Dai risultati preliminari di bilancio del 2021 del gruppo emergono numeri – oltre 4,7 miliardi di utili, di cui 2,1 solo nell’ultimo trimestre, e un margine operativo pari a 9,7 miliardi – che riportano ai fasti del 2012.

Una performance record che coinvolge naturalmente anche gli altri operatori, da Enel a Edison, e che solleva non poche perplessità, visto che si tratta di una società controllata al 30% dal Tesoro italiano. Lo stesso, di fatto, che nel decreto “energia” in cantiere a Palazzo Chigi è destinato a mettere in campo risorse per quasi 6 miliardi di euro per calmierare gli oneri di sistema per famiglie e imprese.

Il caso decreto Energia

Non solo: lo stesso provvedimento dovrebbe prevedere anche il coinvolgimento di Eni nel raddoppiare la quantità di gas estratto nei giacimenti italiani, che il governo vorrebbe incrementare da 3 a 6 miliardi di metri cubi per poi rivendere il prodotto a prezzi calmierati alle aziende energivore. Tradotto: incassi aggiuntivi per il cane a sei zampe per 1,5 miliardi di euro se il gas fosse venduto a prezzi di mercato, di 600 milioni di euro se il prezzo venisse calmierato a 20 centesimi al metro cubo.

Come ha machiavellicamente ricordato lo stesso Putin, le aziende energetiche italiane stanno registrando grandi profitti grazie agli accordi siglati con la Russia, principale fornitore di gas dell’Europa che ogni anno manda in Italia attraverso il Tarvisio circa 30 miliardi di metri cubi. Parte di essi vengono poi rivendute sui mercati internazionali lucrando sulla differenza di prezzo.

Per di più dei contratti pluriennali siglati da Eni e compagnia restano ignote le cifre, al contrario di quanto avviene nel mercato libero, da cui però proviene solo una piccola percentuale del totale.
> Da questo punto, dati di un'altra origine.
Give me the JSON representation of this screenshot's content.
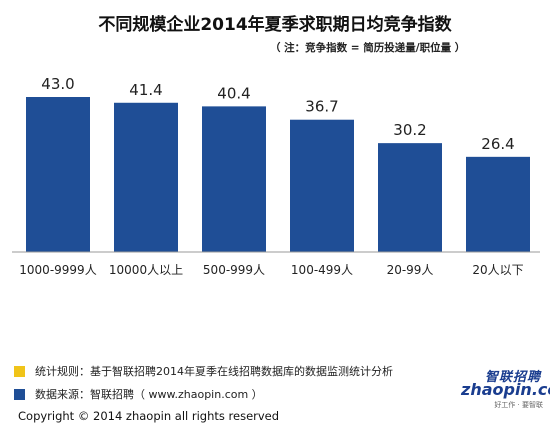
{
  "title": "不同规模企业2014年夏季求职期日均竞争指数",
  "subtitle": "（ 注：竞争指数 = 简历投递量/职位量 ）",
  "colors": {
    "bar": "#1f4e96",
    "note_swatch": "#f0c419",
    "source_swatch": "#1f4e96",
    "axis": "#999999",
    "logo": "#1a3d8f"
  },
  "chart_data": {
    "type": "bar",
    "categories": [
      "1000-9999人",
      "10000人以上",
      "500-999人",
      "100-499人",
      "20-99人",
      "20人以下"
    ],
    "values": [
      43.0,
      41.4,
      40.4,
      36.7,
      30.2,
      26.4
    ],
    "data_labels": [
      "43.0",
      "41.4",
      "40.4",
      "36.7",
      "30.2",
      "26.4"
    ],
    "title": "不同规模企业2014年夏季求职期日均竞争指数",
    "xlabel": "",
    "ylabel": "",
    "ylim": [
      0,
      50
    ],
    "grid": false,
    "legend": "none"
  },
  "footer": {
    "note": "统计规则：基于智联招聘2014年夏季在线招聘数据库的数据监测统计分析",
    "source": "数据来源：智联招聘（ www.zhaopin.com ）",
    "copyright": "Copyright  ©  2014  zhaopin all rights reserved"
  },
  "logo": {
    "cn": "智联招聘",
    "en": "zhaopin.com",
    "tag": "好工作 · 要智联"
  }
}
Eni, in particolare importa circa il 60% del proprio fabbisogno (più o meno la metà del gas estero che entra in Italia) e ne acquista circa il 30% al mercato Psv, tarato sul prezzo dei Paesi Bassi; gli altri grandi operatori italiani, invece, si approvvigionano prevalentemente al mercato Psv. Cosa vuol dire questo? Che Eni compra poco meno di due terzi del gas di cui si approvvigiona a prezzi vantaggiosi per poi rivenderlo a prezzi di mercato.

Prezzi ovviamente in costante crescita vista la situazione.

L’ottima performance aziendale, salutata con entusiasmo dall’amministratore delegato Claudio Descalzi, pone però una rilevante questione politica: proprio mentre molte piccole e medie imprese (oltre ovviamente alle famiglie) soffrono e rischiano di chiudere a causa del caro-energia, la principale azienda nazionale del gas, partecipata – come ricordato – dallo Stato continua a trarre benefici da una crisi drammatica per il sistema industriale italiano.

Una contraddizione evidente, rimarcata dalle scelte del governo Draghi che riserva un diverso trattamento a chi produce energia da fonti rinnovabili e chi invece estrae, distribuisce e vende gas in Italia: gli extra-profitti dei primi saranno infatti tassati (come da relativo decreto approvato a gennaio), quelli dei secondi no.

L’ennesima conferma del fatto che, anche in questi mesi di bufera dei prezzi dell’energia, la tanto auspicata transizione energetica in Italia non è nemmeno cominciata. E intanto Eni continua a guadagnare.